The problem with esbuild is that it’s a very powerful bundler and minifier, but what if you don’t want to bundle your code? You just want to go from a typescript file to a javascript file as quickly as possible. This is where tsup comes into play.

I won’t spend time explaining what tsup is, but it is based on esbuild and gives you the option not to bundle your code, and also generate declaration files. It could be considered a very good alternative to tsc and it really sped up the build time of my packages, but not immediately, there was something that still wasn’t working, and this brought to another micro-optimisation, which was to configure tsup optimally and combine the fast build time powered by esbuild and the fast declaration files coming from tsc.

Configuring tsup optimally

The logic behind is pretty simple: tsup is very fast at building, but when it come to produce declaration files, given its internal algorithm to do that, is definitely not the best, and overall it actually made the build time worse.

However, you can combine 2 tools to make a very powerful one. tsup configuration offers a pretty cool api, a method or a property called onSuccess and you can pass a string, which is a command that will be run after a successful build, or a function. I pass a simple string command tsc --emitDeclarationOnly --declaration -p tsconfig.build.json which basically tells tsc to only generate declaration files, and it does it in a very efficient way, much faster than tsup.

What are the other commands?
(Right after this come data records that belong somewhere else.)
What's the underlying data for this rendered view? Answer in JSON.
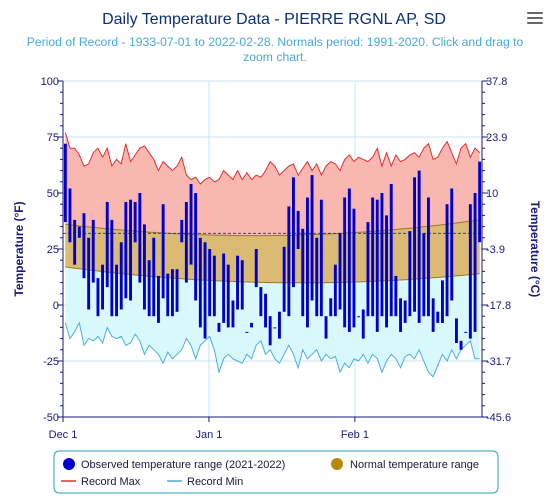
{
  "chart_data": {
    "type": "bar",
    "title": "Daily Temperature Data - PIERRE RGNL AP, SD",
    "subtitle": "Period of Record - 1933-07-01 to 2022-02-28. Normals period: 1991-2020. Click and drag to zoom chart.",
    "ylabel": "Temperature (°F)",
    "y2label": "Temperature (°C)",
    "ylim": [
      -50,
      100
    ],
    "yticks": [
      -50,
      -25,
      0,
      25,
      50,
      75,
      100
    ],
    "y2ticks": [
      "-45.6",
      "-31.7",
      "-17.8",
      "-3.9",
      "10",
      "23.9",
      "37.8"
    ],
    "x_start": "2021-12-01",
    "x_end": "2022-02-28",
    "xtick_labels": [
      {
        "date": "2021-12-01",
        "label": "Dec 1"
      },
      {
        "date": "2022-01-01",
        "label": "Jan 1"
      },
      {
        "date": "2022-02-01",
        "label": "Feb 1"
      }
    ],
    "dates_note": "",
    "observed_high": [
      72,
      52,
      38,
      35,
      41,
      30,
      38,
      12,
      18,
      46,
      38,
      18,
      28,
      46,
      47,
      46,
      50,
      36,
      20,
      30,
      13,
      45,
      14,
      16,
      16,
      38,
      46,
      54,
      50,
      30,
      28,
      25,
      22,
      -8,
      23,
      18,
      2,
      22,
      20,
      -12,
      -10,
      25,
      8,
      5,
      -5,
      -10,
      -3,
      26,
      44,
      57,
      42,
      34,
      48,
      58,
      30,
      47,
      -5,
      3,
      18,
      32,
      48,
      52,
      43,
      -5,
      -2,
      37,
      48,
      47,
      50,
      40,
      54,
      13,
      3,
      2,
      33,
      57,
      60,
      32,
      48,
      3,
      -3,
      11,
      45,
      52,
      -6,
      -16,
      -12,
      45,
      50,
      64
    ],
    "observed_low": [
      37,
      28,
      18,
      30,
      12,
      -2,
      10,
      -5,
      -2,
      8,
      -5,
      -5,
      -2,
      3,
      2,
      28,
      10,
      -2,
      -5,
      -5,
      -8,
      3,
      -5,
      -5,
      -3,
      28,
      10,
      18,
      2,
      -10,
      -15,
      -5,
      -5,
      -12,
      -8,
      -10,
      -10,
      -2,
      -2,
      -12,
      -8,
      8,
      -5,
      -10,
      -18,
      -10,
      -15,
      -3,
      -5,
      8,
      25,
      -5,
      -10,
      2,
      -5,
      -5,
      -15,
      -5,
      -5,
      -2,
      -10,
      -12,
      -10,
      -5,
      -15,
      -5,
      -5,
      -12,
      -5,
      -10,
      -5,
      -5,
      -12,
      -8,
      -5,
      -3,
      -8,
      -5,
      -5,
      -12,
      -8,
      -8,
      -5,
      2,
      -17,
      -20,
      -12,
      -15,
      -12,
      28
    ],
    "normal_high_start": 36,
    "normal_high_end": 38,
    "normal_high_min": 31,
    "normal_low_start": 17,
    "normal_low_end": 14,
    "normal_low_min": 10,
    "record_max": [
      77,
      70,
      70,
      67,
      62,
      63,
      68,
      70,
      66,
      70,
      62,
      65,
      63,
      72,
      64,
      67,
      70,
      71,
      68,
      65,
      60,
      64,
      62,
      60,
      62,
      66,
      58,
      56,
      57,
      54,
      56,
      57,
      55,
      56,
      60,
      58,
      56,
      60,
      56,
      59,
      56,
      58,
      57,
      60,
      64,
      62,
      58,
      60,
      62,
      63,
      58,
      61,
      64,
      60,
      63,
      58,
      62,
      64,
      63,
      60,
      65,
      67,
      64,
      66,
      65,
      64,
      66,
      70,
      62,
      68,
      62,
      67,
      64,
      65,
      67,
      68,
      66,
      70,
      72,
      65,
      66,
      70,
      73,
      68,
      63,
      70,
      72,
      66,
      70,
      68
    ],
    "record_min": [
      -8,
      -15,
      -12,
      -8,
      -18,
      -15,
      -16,
      -14,
      -17,
      -10,
      -14,
      -15,
      -14,
      -18,
      -17,
      -13,
      -16,
      -22,
      -18,
      -20,
      -22,
      -26,
      -21,
      -24,
      -22,
      -20,
      -15,
      -18,
      -24,
      -18,
      -16,
      -14,
      -20,
      -30,
      -24,
      -22,
      -24,
      -25,
      -26,
      -22,
      -24,
      -18,
      -16,
      -22,
      -20,
      -24,
      -26,
      -22,
      -18,
      -22,
      -28,
      -20,
      -24,
      -22,
      -20,
      -25,
      -22,
      -24,
      -23,
      -30,
      -26,
      -28,
      -24,
      -25,
      -22,
      -26,
      -22,
      -24,
      -30,
      -25,
      -22,
      -24,
      -28,
      -23,
      -22,
      -24,
      -20,
      -25,
      -30,
      -32,
      -27,
      -22,
      -25,
      -20,
      -24,
      -20,
      -18,
      -16,
      -24,
      -24
    ],
    "threshold_line": 32,
    "legend_position": "bottom",
    "legend": [
      {
        "label": "Observed temperature range (2021-2022)",
        "color": "#0000cc",
        "symbol": "dot"
      },
      {
        "label": "Normal temperature range",
        "color": "#b8860b",
        "symbol": "dot"
      },
      {
        "label": "Record Max",
        "color": "#e03030",
        "symbol": "line"
      },
      {
        "label": "Record Min",
        "color": "#4aaee0",
        "symbol": "line"
      }
    ],
    "colors": {
      "observed": "#0000cc",
      "normal_fill": "#d9b66b",
      "normal_edge": "#a07820",
      "record_max_line": "#e03030",
      "record_max_fill": "#f9b7b2",
      "record_min_line": "#4aaee0",
      "record_min_fill": "#d8f8fb",
      "title": "#0b2f7a",
      "subtitle": "#4aa8d8",
      "axis_label": "#1a1a7a",
      "grid": "#c8e6f4",
      "threshold": "#2b2b8f"
    },
    "grid": true
  },
  "menu": {
    "icon": "hamburger-menu-icon"
  }
}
Well, tsc has a quite efficient way to incrementally build your code, when nothing has changed, it won’t do anything. So any time the build would run, tsup would clean the previous build, deleting the artifacts basically, and generate new ones but tsc didn’t really feel need to do that, not consistently. So, the solution, and I won’t take credit for something that wasn’t mine, came from Codex, which is to create a tsconfig.build.json file which extends the main configuration file, but it adds a very important piece of this puzzle incremental: false. This forces tsc to always run the command in a non conservative way, and there you go, it worked.

Conclusion

It took me a few hours to set this up, and quite a few chats with Codex and eventually how much time have I saved on my builds? Hard to say, maybe a couple hundreds of milliseconds, but I still thing it was worth it, as I said at the beginning, micro-optimisation is an obsession, and it’s hard to explain why I am very satisfied with this new setup, but I am. But the truth of the matter is that there is a small piece of my mind which still thinks about ways to optimise this even more. I am sure there are and I will find them and maybe use’em in my projects, who knows.